Unreal Engine quality of life improvements
March 7th, 2019
We've added some small but useful improvements to our spine-ue runtime. Let's have a look!
Skeleton data asset details in the viewport
When you import a Spine skeleton into your Unreal Engine project, three types of assets are generated for you automatically: a skeleton data asset, a skeleton atlas asset, and one texture asset for each atlas page.
The skeleton data asset contains all the information for the bone hierarchy, slots, animations, and all other data making up skeleton. When you open a skeleton data asset in the Unreal Engine editor, you now get a list of all the bones, slots, animations, skins, and events.
This makes it easy to quickly see the names of all the parts of a skeleton you might want to interact with from inside blueprints or your C++ code.
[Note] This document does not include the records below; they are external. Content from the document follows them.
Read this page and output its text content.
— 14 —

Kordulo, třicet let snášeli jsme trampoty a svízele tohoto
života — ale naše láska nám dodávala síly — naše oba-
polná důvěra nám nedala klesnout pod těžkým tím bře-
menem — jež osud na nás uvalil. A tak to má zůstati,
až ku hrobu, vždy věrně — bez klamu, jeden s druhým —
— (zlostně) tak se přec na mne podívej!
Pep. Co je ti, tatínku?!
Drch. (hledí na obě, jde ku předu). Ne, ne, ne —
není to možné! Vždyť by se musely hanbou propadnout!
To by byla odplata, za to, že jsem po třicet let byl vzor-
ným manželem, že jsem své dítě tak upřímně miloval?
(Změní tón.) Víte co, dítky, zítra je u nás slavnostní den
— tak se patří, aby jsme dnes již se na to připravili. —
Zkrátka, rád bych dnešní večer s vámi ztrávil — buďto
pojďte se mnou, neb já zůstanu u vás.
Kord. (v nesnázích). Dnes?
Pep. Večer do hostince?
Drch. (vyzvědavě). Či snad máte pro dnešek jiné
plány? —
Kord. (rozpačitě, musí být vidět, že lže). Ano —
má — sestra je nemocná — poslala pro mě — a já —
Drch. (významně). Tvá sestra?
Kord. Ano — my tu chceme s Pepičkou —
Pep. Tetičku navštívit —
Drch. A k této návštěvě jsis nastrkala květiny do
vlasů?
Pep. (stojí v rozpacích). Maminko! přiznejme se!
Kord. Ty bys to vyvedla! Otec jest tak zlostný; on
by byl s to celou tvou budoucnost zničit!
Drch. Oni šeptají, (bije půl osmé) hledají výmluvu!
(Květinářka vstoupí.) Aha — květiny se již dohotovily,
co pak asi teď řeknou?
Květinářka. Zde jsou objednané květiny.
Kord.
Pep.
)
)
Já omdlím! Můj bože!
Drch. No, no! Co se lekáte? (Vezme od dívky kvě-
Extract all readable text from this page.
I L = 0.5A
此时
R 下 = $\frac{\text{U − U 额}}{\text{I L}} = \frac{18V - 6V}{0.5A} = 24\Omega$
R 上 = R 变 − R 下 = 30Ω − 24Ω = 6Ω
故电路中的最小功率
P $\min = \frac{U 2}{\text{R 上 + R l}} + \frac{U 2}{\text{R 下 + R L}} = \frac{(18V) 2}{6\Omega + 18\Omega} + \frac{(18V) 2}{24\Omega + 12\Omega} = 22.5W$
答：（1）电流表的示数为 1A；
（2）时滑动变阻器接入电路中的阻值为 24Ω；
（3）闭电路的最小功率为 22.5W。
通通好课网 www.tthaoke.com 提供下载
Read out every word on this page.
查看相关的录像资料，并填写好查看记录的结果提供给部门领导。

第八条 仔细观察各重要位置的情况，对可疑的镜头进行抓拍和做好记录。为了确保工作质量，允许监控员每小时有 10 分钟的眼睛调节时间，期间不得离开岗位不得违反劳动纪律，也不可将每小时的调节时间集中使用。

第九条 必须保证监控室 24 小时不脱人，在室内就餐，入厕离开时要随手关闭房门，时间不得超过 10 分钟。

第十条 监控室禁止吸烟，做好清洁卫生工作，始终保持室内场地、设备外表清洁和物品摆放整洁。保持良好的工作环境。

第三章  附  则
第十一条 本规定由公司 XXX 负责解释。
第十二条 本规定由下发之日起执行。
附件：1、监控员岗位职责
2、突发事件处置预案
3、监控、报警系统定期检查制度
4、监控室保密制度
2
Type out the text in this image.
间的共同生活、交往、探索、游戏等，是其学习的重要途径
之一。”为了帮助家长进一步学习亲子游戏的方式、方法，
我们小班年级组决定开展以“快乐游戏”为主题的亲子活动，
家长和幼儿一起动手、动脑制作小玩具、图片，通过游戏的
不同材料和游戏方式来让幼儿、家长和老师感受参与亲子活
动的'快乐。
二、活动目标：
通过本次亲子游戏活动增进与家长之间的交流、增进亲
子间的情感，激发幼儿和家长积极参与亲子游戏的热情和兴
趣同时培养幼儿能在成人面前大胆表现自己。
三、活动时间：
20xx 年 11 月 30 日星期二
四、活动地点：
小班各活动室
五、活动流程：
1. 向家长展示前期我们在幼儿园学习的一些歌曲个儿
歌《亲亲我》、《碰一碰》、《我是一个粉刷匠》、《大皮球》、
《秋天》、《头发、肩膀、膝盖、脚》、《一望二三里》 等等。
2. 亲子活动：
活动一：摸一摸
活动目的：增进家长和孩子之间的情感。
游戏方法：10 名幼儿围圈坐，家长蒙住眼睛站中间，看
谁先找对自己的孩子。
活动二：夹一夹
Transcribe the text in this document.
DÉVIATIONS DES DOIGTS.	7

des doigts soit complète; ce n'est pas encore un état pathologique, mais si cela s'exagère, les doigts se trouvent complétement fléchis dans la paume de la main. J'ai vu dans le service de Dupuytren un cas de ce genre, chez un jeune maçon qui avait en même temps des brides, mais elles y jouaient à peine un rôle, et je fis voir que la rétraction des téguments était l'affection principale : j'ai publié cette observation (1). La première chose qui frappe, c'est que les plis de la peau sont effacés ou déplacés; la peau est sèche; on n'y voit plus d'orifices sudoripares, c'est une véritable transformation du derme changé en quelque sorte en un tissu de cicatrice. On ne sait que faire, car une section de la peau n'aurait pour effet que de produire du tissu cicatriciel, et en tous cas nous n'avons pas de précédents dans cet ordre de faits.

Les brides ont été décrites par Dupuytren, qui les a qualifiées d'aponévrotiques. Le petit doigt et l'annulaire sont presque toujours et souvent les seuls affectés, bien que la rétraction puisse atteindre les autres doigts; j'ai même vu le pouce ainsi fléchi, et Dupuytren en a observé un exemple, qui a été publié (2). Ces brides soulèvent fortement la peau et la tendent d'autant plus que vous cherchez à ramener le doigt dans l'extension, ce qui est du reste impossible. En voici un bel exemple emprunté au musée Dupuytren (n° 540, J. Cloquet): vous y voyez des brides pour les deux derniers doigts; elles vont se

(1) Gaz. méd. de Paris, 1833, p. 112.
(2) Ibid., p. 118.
We've also made sure the string handling uses UTF-8 throughout, so Chinese, Japanese, or Korean text gets displayed properly.
Previewing animations and skins
While the details view of a skeleton data asset gives you an in-depth overview of a skeleton's components, previewing animations and skins directly in the viewport can make life even simpler!
The SpineSkeletonAnimationComponent
has two additional properties called Preview Animation
and Preview Skin
. Enter the name of an animation or skin and the actor will preview the change.
If you want the animation to stop or you want to set the default skin, just clear the content in the respective property.
For the preview to work, you also need to make sure to enable the Realtime
setting for the viewport.
The preview animation and skin do not affect the actor components when you run the level, they only work in the viewport while in editing mode.
You can find these additions in our latest 3.8 branch of the Spine Runtimes. See our guide on updating the spine-ue runtime in your project.
We hope that these additions to our spine-ue runtime will make your work in Unreal Engine easier!